Séance de lecture en classe avec Stéphane, Sylvette et les 2nde 1. Les élèves avaient déjà lu la pièce chez eux, et on a fait ce qu’on peut appeler un « travail à la table ». Des volontaires se sont vite manifestés pour prendre en charge des personnages. La lecture à voix haute met en évidence des difficultés de vocabulaire : « funèbre », « titanesque », « Léviathan », « siphon », « morbides », avoir « le vague à l’âme ». Sur cette dernière expression, Maguy a fait une jolie erreur : elle a pensé que c’était une vague à l’âme. Le contexte y était, mais plus le sens… Et puis, est apparu le personnage de Jones. Stéphane interroge le groupe sur une histoire d’homme vivant dans le ventre d’une baleine… Il cherche à leur faire parler de Jonas et leur évoque son histoire dans la Bible. Cela n’évoque pas grand-chose aux élèves. Deux d’entre eux sont chargés de chercher cette histoire : Maguy et Jean-Hilaire.

Puis, Adeline prononce « hypnotisez », au lieu d’« hypostasiez ». Le « tuner » fait hoqueter et l’arrivée des pirates a bien fait rire. Le langage inventé, traduit par l’un des pirates fait apparaître aux élèves, de façon très juste à mes yeux, que l’intonation a autant d’importance, sinon plus dans ce cas précis, que ce qui est réellement dit. La prononciation est aussi mise en avant, avec le verbe « brinquebale », dont Sophie et Sandy mangent les syllabes, ou le « Howard » de Victoria, de même lorsqu’elle s’exclame « Good heavens ! ». Cindy s’amuse à exercer son accent anglais. Mais qu’est-ce qu’une « B.A. », expression utilisée par Victoria pour reprocher à Sophie de l’avoir sauvée ?... L’arrivée des pirates Jacklet et Izrul amuse beaucoup : Dany fait le chef Jacklet, tandis que Jean-Hilaire joue le rôle du traducteur. La monotonie de leur ton ne coïncide pas avec la férocité dont ils sont censés faire preuve. Il en résulte un effet comique pour la classe, assez inattendu, sans parler bien sûr des difficultés de prononciation. Les inhibitions sont grandes en ce début de travail théâtral. Le côté désuet de « billevesées » sonne presque comme un gros mot dans la bouche de Jean-Hilaire et il se reprend plusieurs fois avant de réussir à le dire correctement. La « concision », le « méta-récit », le « mauvais augure », l’« accroche » « ténue » et le mot de la fin « Préserver », restent en suspens en cette fin de séance. On se quitte sur le sens de cette fin : comment l’interpréter ? Que signifie ce mot pour clore l’histoire de Sophie et de l’équipage du Phantom ?

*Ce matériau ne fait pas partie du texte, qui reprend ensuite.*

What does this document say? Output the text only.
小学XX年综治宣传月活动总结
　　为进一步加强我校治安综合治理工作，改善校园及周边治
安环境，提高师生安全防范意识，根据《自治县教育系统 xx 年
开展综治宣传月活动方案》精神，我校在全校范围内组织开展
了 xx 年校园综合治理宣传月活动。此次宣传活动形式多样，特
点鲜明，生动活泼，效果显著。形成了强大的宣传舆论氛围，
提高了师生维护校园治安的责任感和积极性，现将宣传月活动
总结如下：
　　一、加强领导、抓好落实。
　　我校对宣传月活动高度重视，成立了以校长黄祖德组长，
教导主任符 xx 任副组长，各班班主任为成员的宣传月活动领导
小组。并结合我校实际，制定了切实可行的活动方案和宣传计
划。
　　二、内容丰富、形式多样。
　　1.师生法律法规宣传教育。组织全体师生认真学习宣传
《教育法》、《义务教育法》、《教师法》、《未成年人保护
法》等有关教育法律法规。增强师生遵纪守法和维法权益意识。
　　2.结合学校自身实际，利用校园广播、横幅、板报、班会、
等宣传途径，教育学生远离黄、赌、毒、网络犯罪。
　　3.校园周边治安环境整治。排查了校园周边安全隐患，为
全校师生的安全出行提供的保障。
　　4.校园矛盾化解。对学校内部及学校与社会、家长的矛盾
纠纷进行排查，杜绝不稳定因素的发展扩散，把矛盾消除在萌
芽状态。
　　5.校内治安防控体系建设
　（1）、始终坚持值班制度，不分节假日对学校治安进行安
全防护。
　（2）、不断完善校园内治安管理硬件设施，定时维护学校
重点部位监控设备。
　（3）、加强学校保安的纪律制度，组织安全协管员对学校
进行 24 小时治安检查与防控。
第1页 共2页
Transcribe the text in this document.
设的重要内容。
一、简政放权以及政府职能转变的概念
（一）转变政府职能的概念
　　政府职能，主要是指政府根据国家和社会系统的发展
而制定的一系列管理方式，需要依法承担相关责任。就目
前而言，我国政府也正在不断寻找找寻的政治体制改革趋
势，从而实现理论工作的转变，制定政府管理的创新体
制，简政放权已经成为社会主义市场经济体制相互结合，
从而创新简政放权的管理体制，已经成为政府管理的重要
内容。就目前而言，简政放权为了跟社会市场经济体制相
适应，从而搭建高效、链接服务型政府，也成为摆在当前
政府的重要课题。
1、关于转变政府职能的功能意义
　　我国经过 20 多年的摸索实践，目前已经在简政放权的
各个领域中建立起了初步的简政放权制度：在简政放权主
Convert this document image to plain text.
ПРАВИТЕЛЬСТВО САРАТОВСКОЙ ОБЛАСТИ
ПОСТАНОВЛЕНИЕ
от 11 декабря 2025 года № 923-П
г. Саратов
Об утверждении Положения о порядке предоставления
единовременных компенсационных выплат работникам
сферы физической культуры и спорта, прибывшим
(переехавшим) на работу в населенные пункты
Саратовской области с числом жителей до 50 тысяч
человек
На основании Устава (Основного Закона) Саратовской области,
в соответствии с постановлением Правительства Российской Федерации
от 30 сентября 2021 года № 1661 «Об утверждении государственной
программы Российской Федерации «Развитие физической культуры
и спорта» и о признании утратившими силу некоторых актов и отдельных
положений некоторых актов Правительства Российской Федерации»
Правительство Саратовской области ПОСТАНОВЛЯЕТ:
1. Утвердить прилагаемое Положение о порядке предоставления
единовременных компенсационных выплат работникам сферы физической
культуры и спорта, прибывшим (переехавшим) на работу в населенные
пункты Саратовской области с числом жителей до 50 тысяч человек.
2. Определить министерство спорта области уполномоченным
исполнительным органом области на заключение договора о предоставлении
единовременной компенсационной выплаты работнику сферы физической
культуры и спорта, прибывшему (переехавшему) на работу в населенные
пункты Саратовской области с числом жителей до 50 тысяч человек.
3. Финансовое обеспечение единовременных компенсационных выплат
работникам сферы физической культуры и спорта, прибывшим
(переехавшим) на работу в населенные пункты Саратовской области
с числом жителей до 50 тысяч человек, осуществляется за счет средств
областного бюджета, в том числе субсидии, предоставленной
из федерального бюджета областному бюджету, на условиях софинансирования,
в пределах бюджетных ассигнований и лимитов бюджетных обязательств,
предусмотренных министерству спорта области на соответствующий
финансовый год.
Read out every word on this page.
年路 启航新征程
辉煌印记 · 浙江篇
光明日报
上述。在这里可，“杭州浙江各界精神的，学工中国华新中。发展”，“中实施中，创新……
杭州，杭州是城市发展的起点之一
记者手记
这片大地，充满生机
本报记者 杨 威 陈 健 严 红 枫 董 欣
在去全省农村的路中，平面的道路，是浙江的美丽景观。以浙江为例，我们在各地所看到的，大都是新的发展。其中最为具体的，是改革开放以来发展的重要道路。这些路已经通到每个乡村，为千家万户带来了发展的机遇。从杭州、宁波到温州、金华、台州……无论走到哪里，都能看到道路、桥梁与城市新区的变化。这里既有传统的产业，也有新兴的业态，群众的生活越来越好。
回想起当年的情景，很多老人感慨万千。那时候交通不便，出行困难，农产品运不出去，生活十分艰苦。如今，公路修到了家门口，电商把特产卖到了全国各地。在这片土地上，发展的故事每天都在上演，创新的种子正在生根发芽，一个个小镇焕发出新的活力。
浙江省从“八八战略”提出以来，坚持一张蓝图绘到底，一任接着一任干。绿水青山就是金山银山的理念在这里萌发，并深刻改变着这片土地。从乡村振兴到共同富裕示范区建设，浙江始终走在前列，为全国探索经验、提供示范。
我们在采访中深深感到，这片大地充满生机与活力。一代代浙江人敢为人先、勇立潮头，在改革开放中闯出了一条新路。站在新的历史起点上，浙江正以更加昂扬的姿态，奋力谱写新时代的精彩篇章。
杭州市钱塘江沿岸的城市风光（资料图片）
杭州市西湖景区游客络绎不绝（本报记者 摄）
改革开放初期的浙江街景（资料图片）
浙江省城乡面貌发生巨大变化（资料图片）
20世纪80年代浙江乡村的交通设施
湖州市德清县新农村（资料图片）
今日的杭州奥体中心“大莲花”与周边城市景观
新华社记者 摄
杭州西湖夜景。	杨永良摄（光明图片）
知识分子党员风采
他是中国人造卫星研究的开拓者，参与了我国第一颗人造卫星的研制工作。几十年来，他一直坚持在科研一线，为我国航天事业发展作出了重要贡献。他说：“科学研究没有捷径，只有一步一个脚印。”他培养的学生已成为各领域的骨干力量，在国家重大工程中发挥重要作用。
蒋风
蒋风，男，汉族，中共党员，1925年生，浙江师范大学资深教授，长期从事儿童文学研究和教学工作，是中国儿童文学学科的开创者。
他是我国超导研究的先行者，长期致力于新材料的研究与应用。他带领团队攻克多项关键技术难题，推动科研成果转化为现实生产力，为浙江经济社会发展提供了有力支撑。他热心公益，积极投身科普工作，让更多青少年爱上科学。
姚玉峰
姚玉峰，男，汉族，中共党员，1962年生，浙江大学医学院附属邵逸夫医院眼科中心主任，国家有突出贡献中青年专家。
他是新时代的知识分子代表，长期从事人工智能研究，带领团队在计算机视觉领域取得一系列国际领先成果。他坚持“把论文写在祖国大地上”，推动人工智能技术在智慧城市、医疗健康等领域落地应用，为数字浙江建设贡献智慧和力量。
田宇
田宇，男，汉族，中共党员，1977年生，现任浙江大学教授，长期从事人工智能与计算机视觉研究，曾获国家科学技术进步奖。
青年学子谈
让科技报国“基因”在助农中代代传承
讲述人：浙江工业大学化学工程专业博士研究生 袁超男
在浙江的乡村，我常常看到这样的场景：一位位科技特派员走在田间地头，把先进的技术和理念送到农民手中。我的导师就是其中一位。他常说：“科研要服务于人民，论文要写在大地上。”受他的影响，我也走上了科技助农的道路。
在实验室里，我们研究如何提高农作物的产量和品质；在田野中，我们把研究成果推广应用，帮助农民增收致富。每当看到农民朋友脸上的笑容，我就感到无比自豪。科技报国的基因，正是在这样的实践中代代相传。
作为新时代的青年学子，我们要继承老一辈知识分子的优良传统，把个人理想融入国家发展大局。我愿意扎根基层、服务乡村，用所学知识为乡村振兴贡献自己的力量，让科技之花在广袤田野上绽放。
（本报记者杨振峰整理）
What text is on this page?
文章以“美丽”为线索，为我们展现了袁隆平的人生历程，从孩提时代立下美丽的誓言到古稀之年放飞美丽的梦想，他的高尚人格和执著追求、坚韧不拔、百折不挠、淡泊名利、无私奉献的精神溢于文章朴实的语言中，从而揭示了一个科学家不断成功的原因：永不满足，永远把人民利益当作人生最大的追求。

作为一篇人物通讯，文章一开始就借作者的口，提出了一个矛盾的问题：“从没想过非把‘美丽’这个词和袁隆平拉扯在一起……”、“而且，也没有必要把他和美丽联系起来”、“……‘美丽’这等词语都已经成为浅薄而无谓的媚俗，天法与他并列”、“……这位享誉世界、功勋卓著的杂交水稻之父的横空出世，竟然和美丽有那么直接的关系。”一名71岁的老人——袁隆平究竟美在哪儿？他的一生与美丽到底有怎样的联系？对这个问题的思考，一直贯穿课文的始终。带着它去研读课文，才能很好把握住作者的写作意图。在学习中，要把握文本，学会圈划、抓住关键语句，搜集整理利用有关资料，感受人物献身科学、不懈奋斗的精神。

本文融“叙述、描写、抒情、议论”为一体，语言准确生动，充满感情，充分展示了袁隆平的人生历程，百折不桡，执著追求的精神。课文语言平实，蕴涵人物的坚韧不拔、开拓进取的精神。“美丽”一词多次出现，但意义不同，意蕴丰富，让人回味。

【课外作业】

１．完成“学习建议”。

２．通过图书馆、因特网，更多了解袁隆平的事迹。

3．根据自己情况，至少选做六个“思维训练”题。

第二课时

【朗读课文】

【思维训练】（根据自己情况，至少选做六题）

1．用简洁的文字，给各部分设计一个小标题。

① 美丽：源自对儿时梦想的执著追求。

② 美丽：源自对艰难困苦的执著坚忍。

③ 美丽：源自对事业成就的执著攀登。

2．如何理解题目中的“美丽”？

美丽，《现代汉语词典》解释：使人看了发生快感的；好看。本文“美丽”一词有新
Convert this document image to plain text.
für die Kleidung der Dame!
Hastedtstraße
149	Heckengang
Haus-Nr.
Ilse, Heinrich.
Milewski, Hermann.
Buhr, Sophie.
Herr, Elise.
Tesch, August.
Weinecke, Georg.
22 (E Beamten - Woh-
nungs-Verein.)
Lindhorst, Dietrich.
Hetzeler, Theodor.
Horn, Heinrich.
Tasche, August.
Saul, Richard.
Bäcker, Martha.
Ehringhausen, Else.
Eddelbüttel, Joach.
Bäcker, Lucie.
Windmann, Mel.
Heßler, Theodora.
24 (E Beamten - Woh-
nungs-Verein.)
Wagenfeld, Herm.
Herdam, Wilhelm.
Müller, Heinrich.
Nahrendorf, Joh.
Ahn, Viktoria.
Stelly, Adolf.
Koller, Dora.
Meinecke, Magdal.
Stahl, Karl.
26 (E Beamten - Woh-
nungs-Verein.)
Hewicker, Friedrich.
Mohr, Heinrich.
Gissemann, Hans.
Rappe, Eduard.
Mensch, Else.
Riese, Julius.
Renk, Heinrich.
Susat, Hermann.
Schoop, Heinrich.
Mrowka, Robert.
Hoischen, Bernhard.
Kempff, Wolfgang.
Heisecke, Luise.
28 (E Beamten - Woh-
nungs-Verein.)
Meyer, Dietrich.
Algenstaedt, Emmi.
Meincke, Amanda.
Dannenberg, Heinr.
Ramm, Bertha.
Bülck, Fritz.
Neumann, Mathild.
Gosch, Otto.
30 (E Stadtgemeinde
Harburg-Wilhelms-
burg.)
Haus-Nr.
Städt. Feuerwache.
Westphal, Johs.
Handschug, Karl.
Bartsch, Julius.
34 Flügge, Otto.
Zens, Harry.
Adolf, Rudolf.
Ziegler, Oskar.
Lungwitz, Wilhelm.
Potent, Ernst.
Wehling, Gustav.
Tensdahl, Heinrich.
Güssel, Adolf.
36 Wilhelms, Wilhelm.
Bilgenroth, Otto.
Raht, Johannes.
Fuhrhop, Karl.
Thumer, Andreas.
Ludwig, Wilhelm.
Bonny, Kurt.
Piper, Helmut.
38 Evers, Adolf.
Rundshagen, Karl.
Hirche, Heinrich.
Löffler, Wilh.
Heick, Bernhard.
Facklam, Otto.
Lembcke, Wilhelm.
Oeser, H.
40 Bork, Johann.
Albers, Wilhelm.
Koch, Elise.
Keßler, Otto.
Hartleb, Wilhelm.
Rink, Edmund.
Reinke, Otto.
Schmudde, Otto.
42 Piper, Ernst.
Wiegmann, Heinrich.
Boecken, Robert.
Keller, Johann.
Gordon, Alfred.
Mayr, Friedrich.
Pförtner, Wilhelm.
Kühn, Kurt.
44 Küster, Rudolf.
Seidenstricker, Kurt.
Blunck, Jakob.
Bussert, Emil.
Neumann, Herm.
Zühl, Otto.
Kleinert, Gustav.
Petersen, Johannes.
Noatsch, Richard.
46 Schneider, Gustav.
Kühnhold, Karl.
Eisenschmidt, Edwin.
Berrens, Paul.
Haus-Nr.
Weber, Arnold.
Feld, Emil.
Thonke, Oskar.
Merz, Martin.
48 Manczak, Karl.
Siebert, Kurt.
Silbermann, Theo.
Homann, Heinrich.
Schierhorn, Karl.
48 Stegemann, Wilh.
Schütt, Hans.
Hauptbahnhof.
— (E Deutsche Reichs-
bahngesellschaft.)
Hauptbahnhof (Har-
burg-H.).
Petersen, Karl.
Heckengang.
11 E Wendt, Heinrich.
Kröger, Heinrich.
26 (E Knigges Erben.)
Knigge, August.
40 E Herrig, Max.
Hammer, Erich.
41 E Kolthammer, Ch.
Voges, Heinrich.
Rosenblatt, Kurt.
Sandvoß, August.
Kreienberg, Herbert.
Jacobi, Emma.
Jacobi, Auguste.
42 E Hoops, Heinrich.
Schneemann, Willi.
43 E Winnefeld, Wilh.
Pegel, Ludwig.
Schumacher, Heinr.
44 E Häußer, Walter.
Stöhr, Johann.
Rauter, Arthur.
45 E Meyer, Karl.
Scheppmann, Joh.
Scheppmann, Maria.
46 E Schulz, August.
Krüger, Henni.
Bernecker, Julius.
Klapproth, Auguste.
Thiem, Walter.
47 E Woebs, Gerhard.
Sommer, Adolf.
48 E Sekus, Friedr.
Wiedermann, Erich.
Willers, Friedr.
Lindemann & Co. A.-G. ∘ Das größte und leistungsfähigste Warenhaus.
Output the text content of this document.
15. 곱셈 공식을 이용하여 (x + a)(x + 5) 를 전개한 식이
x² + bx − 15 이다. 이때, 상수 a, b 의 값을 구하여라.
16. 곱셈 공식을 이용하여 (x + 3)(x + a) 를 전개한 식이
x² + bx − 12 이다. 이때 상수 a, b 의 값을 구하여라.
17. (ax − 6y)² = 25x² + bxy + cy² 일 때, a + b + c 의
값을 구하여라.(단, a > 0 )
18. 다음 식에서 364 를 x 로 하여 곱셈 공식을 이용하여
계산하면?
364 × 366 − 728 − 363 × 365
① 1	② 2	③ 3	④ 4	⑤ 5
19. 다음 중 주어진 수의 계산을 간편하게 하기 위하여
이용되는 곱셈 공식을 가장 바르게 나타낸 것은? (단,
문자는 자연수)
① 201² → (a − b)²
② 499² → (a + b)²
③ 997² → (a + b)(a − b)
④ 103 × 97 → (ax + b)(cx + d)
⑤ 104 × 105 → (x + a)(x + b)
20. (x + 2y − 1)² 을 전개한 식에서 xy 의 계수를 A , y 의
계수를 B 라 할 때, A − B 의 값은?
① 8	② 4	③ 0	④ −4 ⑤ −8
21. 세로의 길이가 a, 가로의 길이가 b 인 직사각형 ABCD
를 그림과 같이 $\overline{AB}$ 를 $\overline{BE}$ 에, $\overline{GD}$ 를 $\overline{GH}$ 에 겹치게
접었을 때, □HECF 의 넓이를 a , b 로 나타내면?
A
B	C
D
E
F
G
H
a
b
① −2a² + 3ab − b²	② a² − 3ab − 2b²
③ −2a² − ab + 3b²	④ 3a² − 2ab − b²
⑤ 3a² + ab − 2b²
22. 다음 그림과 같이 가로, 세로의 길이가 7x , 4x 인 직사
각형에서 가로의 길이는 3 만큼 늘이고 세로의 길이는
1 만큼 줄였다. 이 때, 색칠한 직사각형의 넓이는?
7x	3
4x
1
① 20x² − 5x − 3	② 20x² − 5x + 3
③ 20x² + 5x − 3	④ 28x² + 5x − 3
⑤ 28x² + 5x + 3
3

Cette séance a mis en avant les notions de diction, de nécessaire compréhension fine du texte et des personnages pour pouvoir les incarner, de texte, tout simplement. Stéphane a bien insisté sur le but de la représentation : faire entendre le texte, transmettre sa richesse et sa complexité, donner à voir son sens. Les élèves ont été particulièrement réceptifs durant cette séance, et il me semble qu’ils ont pu évaluer le sens d’une lecture à voix haute. L’expressivité et donc la finesse de la compréhension apparaît ce jour primordiale à travailler.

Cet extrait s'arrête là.